Of Christmas Past

Douglas Walker - Tobacco Factory

There is a notice pinned to the theater door, where it normally warns you about flashing lights and bad language.

"Warning. This production questions the existence of Father Christmas."

I must admit I had no idea who Douglas Walker was when I booked this show, or indeed what kind of production I was letting myself in for. He clearly has a bit of a local cult following -- he had sold out the Tobacco Factory's smaller Spielman stage three nights running and seemed to know a fair proportion of the audience by name. (He greets everyone at the door at the end of the show like a vicar.) He's got a long CV involving podcasts, the Edinburgh Fringe and an acting stint at the National. 

Not quite sure how to describe the evening without giving away all the jokes and spoiling all the twists. It's a one man show, so it could be described as stand-up or a story-telling; but Mr Walker runs through so many characters and voices and runs about the stage and mimes so much that it's probably best thought of as a short play with one man doing all the roles. It begins with him dead-panning a speech; as if we are in for something fairly serious and thought-provoking: what if you actually met Father Christmas. Not a man in a suit; not an actor; not a painting -- the actual Father Christmas.
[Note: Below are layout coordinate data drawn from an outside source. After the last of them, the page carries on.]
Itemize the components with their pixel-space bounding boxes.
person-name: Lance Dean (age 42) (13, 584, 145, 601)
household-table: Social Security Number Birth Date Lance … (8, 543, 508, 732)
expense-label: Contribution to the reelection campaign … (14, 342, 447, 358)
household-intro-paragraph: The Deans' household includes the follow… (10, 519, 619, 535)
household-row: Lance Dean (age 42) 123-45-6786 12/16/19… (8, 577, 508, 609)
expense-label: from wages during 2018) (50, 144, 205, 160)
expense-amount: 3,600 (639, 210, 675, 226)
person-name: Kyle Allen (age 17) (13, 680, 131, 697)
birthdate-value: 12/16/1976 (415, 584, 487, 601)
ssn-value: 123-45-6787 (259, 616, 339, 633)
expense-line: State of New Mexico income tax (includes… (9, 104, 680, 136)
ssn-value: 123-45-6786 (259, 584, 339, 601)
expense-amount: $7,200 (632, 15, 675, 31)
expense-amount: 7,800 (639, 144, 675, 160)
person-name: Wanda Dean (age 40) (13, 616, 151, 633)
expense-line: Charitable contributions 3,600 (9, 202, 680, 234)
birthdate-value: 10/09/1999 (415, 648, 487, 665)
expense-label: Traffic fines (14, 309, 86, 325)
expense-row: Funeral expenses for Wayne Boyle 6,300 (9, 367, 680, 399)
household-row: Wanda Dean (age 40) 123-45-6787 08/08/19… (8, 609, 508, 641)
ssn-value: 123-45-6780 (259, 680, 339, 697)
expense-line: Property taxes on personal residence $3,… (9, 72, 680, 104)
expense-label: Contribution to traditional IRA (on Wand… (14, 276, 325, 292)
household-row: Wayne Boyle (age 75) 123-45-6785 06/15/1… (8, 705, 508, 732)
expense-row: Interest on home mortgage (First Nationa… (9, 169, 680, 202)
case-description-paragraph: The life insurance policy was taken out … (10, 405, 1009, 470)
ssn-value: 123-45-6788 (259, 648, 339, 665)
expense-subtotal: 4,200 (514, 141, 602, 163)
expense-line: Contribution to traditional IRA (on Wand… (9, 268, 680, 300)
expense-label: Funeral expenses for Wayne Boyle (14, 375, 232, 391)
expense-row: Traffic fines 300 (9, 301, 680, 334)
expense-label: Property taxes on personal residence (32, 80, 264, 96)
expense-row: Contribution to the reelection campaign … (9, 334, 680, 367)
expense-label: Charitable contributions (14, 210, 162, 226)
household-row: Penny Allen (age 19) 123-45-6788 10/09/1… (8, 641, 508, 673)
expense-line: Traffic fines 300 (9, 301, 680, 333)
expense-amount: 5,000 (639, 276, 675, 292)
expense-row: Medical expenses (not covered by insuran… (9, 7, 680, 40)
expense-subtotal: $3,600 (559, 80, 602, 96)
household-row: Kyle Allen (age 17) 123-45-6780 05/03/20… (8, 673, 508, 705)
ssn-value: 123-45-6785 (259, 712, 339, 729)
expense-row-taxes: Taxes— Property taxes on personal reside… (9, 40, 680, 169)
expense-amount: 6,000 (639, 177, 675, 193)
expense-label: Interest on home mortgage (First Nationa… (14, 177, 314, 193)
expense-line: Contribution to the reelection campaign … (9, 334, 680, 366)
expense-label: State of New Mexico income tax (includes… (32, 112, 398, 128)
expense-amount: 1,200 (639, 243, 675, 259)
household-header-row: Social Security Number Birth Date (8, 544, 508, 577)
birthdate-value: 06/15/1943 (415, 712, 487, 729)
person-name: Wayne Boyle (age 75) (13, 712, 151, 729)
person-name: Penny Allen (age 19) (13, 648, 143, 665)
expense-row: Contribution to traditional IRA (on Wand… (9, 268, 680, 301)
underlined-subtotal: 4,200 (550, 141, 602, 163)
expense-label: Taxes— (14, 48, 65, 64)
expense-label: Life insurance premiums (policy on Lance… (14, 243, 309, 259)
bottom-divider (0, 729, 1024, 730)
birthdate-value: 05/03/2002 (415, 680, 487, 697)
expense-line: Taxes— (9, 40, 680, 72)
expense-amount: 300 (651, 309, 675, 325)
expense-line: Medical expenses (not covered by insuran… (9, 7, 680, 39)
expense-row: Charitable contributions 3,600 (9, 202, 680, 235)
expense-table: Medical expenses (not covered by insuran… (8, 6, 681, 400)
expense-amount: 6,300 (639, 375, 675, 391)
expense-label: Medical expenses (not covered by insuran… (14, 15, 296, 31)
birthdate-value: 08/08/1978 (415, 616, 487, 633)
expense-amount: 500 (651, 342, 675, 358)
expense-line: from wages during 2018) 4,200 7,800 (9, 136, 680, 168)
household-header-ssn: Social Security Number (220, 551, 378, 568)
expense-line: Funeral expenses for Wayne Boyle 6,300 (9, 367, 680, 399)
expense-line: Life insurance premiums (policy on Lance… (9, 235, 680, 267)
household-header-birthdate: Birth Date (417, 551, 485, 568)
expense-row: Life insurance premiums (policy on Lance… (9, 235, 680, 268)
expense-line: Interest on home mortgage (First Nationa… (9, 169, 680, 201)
And then: what if you met Father Christmas and then killed him? 

Starting in 1917, he proceeds to run through an increasingly surreal conspiracy theory based on the idea that Father Christmas is real, or at any rate "real". The story is carried forward by sheer inventiveness, audacity, and a lot of silly voices. (He has a particularly nice line in doing both ends of a telephone conversation in two different accents.) His stage persona is earnest, seeming to want convince us of the barking mad theory; and maintaining a straight face even when the audience is applauding them most extreme of "unintentional" puns. When Leon Trotsky becomes part of the story, we are told he sits down and has a glass of sherry "With his two Minsk Spies."

It is one of those performances which seems to lightly touch on a lot of quite sensible thoughts while the main object of the exercise is to be very silly indeed. So yes; Father Christmas is both a kind old man and a symbol of capitalism; yes, the best way of keeping a secret is to have a lunatic shouting it from the rooftops; and yes, the scary thing about conspiracy stories is when you find out that everyone else knows the truth too but isn't saying. 

But mostly: is it really that far-fetched to think that Santa's toys are made by Elvis? 

1 comment:

Richard Worth said...

I am reminded of the first episode of 'Sandman' where Burgess tries to summon and imprison Death but captures Dream by mistake. I will show you terror in a handful of snow.